I imagine Mom, despite all the hardship, supremely happy with the Lord, her pain and suffering in his world not even a memory now. She would know that I forgave her long ago for the deep pain she caused me. In the Lord’s presence, she would have forgiven the separation I chose in order to survive.
One more thing. Prayers end with Amen, my chosen “word” of the year. I wrote about it in last month’s Spiritual Journey post. Amen means so be it or truly, signifying acceptance. The first time it appears in Scripture, curiously, is in the book of Numbers when a priest declares a curse on a woman for committing adultery. She says Amen, Amen, accepting the punishment.
It so happens that my mother’s given name is a form of verily, meaning truly, from the same Hebrew root as amen. When my pastor son gave me a necklace engraved with Amen for Christmas, I doubt he knew the depth of meaning it held for me. So be it. Truly. I accept it all, Mom. I cannot change it now. And I am grateful to the end of my days for every good and loving thing you did for me.

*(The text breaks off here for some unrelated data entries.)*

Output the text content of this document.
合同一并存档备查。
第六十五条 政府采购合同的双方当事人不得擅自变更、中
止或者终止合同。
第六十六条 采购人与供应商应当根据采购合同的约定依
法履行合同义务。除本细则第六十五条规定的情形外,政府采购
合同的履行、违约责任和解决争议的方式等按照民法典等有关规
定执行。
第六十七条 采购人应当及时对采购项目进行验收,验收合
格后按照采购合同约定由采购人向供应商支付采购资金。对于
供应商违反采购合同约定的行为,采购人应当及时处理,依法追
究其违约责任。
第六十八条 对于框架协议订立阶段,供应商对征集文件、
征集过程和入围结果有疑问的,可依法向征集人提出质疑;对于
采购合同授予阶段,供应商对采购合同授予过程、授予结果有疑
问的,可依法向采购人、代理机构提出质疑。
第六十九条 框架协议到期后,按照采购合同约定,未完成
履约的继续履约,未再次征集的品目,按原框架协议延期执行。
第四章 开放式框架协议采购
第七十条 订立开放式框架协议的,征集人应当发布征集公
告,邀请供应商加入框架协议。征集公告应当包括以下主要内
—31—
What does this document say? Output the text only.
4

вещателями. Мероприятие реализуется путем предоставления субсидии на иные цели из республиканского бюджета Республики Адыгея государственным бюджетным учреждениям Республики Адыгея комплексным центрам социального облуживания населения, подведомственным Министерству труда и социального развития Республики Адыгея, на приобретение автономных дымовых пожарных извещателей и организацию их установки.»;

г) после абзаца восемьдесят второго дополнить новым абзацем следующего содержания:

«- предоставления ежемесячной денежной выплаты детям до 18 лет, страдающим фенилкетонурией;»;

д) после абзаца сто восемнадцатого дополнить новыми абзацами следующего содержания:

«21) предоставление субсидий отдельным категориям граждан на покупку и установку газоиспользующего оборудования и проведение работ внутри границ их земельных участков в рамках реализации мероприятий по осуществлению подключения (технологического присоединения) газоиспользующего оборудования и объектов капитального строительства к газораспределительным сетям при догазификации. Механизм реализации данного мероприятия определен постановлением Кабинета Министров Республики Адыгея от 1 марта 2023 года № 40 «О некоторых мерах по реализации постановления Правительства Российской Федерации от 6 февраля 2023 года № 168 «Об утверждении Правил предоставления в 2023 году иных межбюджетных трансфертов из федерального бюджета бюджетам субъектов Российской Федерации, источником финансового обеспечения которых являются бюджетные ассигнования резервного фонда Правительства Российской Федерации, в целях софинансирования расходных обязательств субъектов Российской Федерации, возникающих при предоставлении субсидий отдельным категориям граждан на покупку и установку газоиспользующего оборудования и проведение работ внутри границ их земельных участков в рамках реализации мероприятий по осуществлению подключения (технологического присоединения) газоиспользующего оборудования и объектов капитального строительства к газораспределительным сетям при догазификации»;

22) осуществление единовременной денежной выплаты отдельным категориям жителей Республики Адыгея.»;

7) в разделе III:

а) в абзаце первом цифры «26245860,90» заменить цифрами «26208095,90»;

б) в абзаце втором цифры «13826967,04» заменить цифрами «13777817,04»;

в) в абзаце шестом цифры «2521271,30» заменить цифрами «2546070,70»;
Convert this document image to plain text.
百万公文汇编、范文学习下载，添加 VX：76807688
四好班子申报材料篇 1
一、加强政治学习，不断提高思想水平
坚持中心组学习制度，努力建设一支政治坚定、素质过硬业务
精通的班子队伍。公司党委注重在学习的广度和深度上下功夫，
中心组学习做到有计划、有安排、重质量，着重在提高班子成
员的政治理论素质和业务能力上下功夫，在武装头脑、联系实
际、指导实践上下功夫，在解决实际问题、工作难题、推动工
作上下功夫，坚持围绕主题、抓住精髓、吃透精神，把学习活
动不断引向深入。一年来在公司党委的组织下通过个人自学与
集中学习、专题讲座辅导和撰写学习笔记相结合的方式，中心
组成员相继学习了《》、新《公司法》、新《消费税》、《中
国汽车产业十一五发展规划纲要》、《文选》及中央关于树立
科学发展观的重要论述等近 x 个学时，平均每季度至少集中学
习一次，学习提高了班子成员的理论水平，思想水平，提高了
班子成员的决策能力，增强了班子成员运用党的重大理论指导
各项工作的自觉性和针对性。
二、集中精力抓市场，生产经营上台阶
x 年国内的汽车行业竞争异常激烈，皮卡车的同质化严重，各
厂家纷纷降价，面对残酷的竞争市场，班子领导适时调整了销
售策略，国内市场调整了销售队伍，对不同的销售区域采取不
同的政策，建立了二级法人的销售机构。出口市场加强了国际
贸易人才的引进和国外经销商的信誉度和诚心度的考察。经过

And I pray, not for serenity, but definitely for courage, daily striving to see and surrender to His will. I pray that my words, actions, and choices will help, and not harm, others.
God grant me wisdom, indeed.
Amen.

with thanks to my fellow Spiritual Journey writers and Bob Hamera for hosting this month on a theme of “attitude.” While I didn’t write around the word specifically, my hope is that it’s evident in this particular portion of my own spiritual journey.